No one listened. The procedures continued.
Long months later, my master waited for me at Catania’s central station. Signora Rosa had needed to leave me at the hospital during the last stages of my recovery and rehabilitation, and now I disembarked alone. Domenico turned my face this way and that, pleased to see me again. I was pleased to see him too, even if I remained a little resentful. The truth that I had to admit, however, was that my leg was healing very well. Though the long lines of scarring still caused pain, I was already walking more freely.

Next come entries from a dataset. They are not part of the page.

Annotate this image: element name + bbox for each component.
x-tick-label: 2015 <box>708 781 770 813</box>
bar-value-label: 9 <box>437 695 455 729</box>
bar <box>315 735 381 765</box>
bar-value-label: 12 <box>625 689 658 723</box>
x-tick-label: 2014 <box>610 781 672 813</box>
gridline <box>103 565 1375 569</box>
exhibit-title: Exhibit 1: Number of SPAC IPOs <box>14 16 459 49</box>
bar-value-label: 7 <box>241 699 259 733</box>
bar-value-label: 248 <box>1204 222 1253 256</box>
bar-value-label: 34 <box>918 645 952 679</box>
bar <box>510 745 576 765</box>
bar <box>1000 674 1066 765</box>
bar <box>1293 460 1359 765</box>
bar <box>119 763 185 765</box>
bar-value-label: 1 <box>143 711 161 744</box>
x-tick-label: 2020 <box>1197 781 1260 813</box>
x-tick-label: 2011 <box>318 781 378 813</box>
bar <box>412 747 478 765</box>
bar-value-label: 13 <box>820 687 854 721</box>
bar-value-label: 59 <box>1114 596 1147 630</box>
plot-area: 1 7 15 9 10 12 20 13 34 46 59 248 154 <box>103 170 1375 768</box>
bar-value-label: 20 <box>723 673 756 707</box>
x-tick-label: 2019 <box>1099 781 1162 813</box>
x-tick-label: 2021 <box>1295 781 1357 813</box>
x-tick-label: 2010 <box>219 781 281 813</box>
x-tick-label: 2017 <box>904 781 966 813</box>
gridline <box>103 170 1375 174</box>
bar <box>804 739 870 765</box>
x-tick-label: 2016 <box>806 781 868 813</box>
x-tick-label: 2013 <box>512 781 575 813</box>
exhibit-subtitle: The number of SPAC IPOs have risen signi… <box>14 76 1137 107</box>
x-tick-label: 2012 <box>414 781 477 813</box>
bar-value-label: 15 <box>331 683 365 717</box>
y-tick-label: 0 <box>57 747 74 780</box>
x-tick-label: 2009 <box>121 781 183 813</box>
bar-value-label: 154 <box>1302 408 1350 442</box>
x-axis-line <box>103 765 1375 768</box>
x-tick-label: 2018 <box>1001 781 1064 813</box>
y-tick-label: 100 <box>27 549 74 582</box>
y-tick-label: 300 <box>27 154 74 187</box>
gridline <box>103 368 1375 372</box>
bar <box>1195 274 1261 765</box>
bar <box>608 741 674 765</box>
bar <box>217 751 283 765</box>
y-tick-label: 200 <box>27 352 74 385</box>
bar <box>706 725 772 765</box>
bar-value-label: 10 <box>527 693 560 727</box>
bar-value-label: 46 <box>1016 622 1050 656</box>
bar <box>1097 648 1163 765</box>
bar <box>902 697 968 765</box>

Don Domenico tipped my hat off my head and mussed my carefully brilliantined hair.
‘Look at you. That stride brings out your natural nobility. Don’t you think the boy “Sette” has finally gone?’
We were moving away from the main platform, each of us carrying a suitcase. They were stuffed full of good and fashionable clothes purchased for me by Rosa on his account. To my surprise, the don had go
t himself a motor vehicle. It was a dark green Fiat 501 Torpedo, top-down, more beautiful than a work of art in a museum. We put my bags into the back seats.
‘So what will we call you?’ Don Domenico cranked the 1460cc engine. ‘You’re reborn, so let’s make the process complete. Your profile’s always so Roman to me, like an emperor. No less than Caesar maybe. “Cesare”. Do you like it?’
He could give me any name. I didn’t care – I simply wanted to be someone new. Before I’d met this man I was nothing, now I wanted the new start he offered and I wanted the transition to be complete. Domenico opened the side door for me and as I climbed up he watched.
‘Hurts?’
‘I’ve been off the crutches for a month and the bandages have been off almost as long, but Doctor Vliegan gave me exercises —’
‘Don’t worry.’ My master nodded with rare impatience. ‘I know exactly what will help.’
What he had in mind was simple: long treks through quiet, undulating countryside. I saw these rolled in abundance from the small, private manor he now called home.
We arrived and there was no one around for tens of kilometres. The fields that surrounded this place were full of meadows and flowers. Nothing had been tamed by women or men. At his new house Domenico had no staff, no cook or gardener, no handyman or field hands. He had so completely given up his previous life that he might as well have given himself a new name. Instead of the past trappings of a padrone he now had a car, a truck with a smoking, rattling engine and a wooden tray, two horses, one of which was the half-Arabian mare, the other the Spanish hothead, a small number of pigs and goats, and several good cultivations of vegetables. There were also shaded groves of orange, lemon and olive trees, plus the manor itself – small by the standards of the previous Amati home, but, I thought, much more beautiful with its stucco rendering and red-tiled roof.
It contained a single fireplace and chimney, and rooms with pleasing dimensions: none was monstrously large, none was too small. Two cool bedrooms and a nice-sized kitchen. The heart of the place was a study that had been fashioned by removing walls from a previous dining room and library. This was the don’s sanctuary, a large and comfortable room lined with shelves of books and furnished with deep armchairs and an overstuffed couch. Its rugs and sideboard, the upright piano moved in from the Amati mansion, and most especially the overcrowded writing desk and comfortable chair gave my master an obvious satisfaction. It was the sort of sensual pleasure that I imagined other men took in lovemaking and drink – but Don Domenico experienced it most strongly when he was in here, alone. Something told me that if I ever had the chance, this aspect of his life might be one I’d like to emulate.